Who would have guessed that 21 CFR 314.94(a)(9)(iv) no longer applies to ophthalmics? You wouldn’t generally have expected it to just be cancelled – normally FDA must go through notice and comment, but apparently the FDA can make a regulation disappear by decree.
21 CFR 314(a)(9)(iv) states:
(iv)Inactive ingredient changes permitted in drug products intended for ophthalmic or otic use. Generally, a drug product intended for ophthalmic or otic use shall contain the same inactive ingredients and in the same concentration as the reference listed drug identified by the applicant under paragraph (a)(3) of this section. However, an applicant may seek approval of a drug product that differs from the reference listed drug in preservative, buffer, substance to adjust tonicity, or thickening agent provided that the applicant identifies and characterizes the differences and provides information demonstrating that the differences do not affect the safety or efficacy of the proposed drug product, except that, in a product intended for ophthalmic use, an applicant may not change a buffer or substance to adjust tonicity for the purpose of claiming a therapeutic advantage over or difference from the listed drug, e.g., by using a balanced salt solution as a diluent as opposed to an isotonic saline solution, or by making a significant change in the pH or other change that may raise questions of irritability.

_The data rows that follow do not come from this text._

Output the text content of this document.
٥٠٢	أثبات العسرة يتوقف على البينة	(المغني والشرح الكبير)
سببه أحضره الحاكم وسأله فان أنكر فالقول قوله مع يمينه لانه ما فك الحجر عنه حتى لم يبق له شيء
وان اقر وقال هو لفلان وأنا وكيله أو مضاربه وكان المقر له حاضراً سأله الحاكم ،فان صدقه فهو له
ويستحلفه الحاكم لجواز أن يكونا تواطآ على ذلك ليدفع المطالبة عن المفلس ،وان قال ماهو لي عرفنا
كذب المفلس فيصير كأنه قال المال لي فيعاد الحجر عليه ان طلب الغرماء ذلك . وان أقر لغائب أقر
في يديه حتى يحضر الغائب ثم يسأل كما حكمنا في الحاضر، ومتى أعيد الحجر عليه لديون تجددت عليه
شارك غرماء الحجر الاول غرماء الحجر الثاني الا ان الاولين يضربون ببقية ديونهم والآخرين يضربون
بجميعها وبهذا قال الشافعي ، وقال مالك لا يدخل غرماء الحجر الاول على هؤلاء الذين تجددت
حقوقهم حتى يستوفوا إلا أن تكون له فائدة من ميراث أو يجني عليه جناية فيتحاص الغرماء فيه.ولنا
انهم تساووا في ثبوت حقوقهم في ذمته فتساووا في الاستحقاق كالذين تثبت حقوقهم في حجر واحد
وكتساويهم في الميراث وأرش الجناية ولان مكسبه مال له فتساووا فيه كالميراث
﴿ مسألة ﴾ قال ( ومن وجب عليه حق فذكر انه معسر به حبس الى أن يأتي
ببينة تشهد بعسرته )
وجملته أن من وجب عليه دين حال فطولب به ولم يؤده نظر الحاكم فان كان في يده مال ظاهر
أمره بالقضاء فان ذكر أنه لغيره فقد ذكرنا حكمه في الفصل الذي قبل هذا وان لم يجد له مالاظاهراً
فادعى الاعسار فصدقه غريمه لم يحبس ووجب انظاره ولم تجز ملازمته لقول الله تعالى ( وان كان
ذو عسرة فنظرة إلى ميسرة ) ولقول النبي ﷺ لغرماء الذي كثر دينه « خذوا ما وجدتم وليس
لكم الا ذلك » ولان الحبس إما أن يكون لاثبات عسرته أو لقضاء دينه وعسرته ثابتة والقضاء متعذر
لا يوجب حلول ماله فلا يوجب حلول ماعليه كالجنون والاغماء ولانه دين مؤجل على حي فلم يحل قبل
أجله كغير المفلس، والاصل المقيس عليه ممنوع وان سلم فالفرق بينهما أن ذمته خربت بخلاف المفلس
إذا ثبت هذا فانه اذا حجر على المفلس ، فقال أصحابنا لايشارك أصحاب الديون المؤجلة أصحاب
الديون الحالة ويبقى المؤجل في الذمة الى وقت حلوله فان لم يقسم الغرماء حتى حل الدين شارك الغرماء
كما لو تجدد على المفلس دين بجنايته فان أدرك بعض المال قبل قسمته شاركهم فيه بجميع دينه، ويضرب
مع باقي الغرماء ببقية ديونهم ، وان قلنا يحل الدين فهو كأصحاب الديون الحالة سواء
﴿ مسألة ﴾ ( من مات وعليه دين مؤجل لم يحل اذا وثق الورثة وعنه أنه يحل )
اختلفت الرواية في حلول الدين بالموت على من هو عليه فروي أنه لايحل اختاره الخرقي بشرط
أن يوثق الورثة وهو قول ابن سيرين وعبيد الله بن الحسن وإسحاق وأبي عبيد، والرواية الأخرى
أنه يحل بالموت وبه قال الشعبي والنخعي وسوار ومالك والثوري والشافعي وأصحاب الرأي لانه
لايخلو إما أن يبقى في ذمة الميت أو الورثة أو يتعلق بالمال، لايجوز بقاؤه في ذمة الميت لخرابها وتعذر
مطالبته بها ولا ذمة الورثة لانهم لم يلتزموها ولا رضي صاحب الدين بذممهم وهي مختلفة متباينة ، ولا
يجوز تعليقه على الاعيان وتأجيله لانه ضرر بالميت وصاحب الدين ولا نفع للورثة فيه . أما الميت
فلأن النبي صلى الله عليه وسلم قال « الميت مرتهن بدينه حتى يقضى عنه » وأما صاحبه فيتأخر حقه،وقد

Camargo’s client received feedback that their ANDA submission was not both qualitatively and quantitatively the same as the RLD and the ANDA could not be approved without reformulation or a BE study. In searching for justification, we found a PowerPoint presentationby Iain Margand, RPh, Sr. Regulatory Project Manager:
The first slide indicates that a ‘determination’ was made – by whom, when and how it is not stated and we find no Federal Register notice. But it appears that the determination was blanket – covering all ophthalmics. Note that changes must be submitted as a 505(b)(2).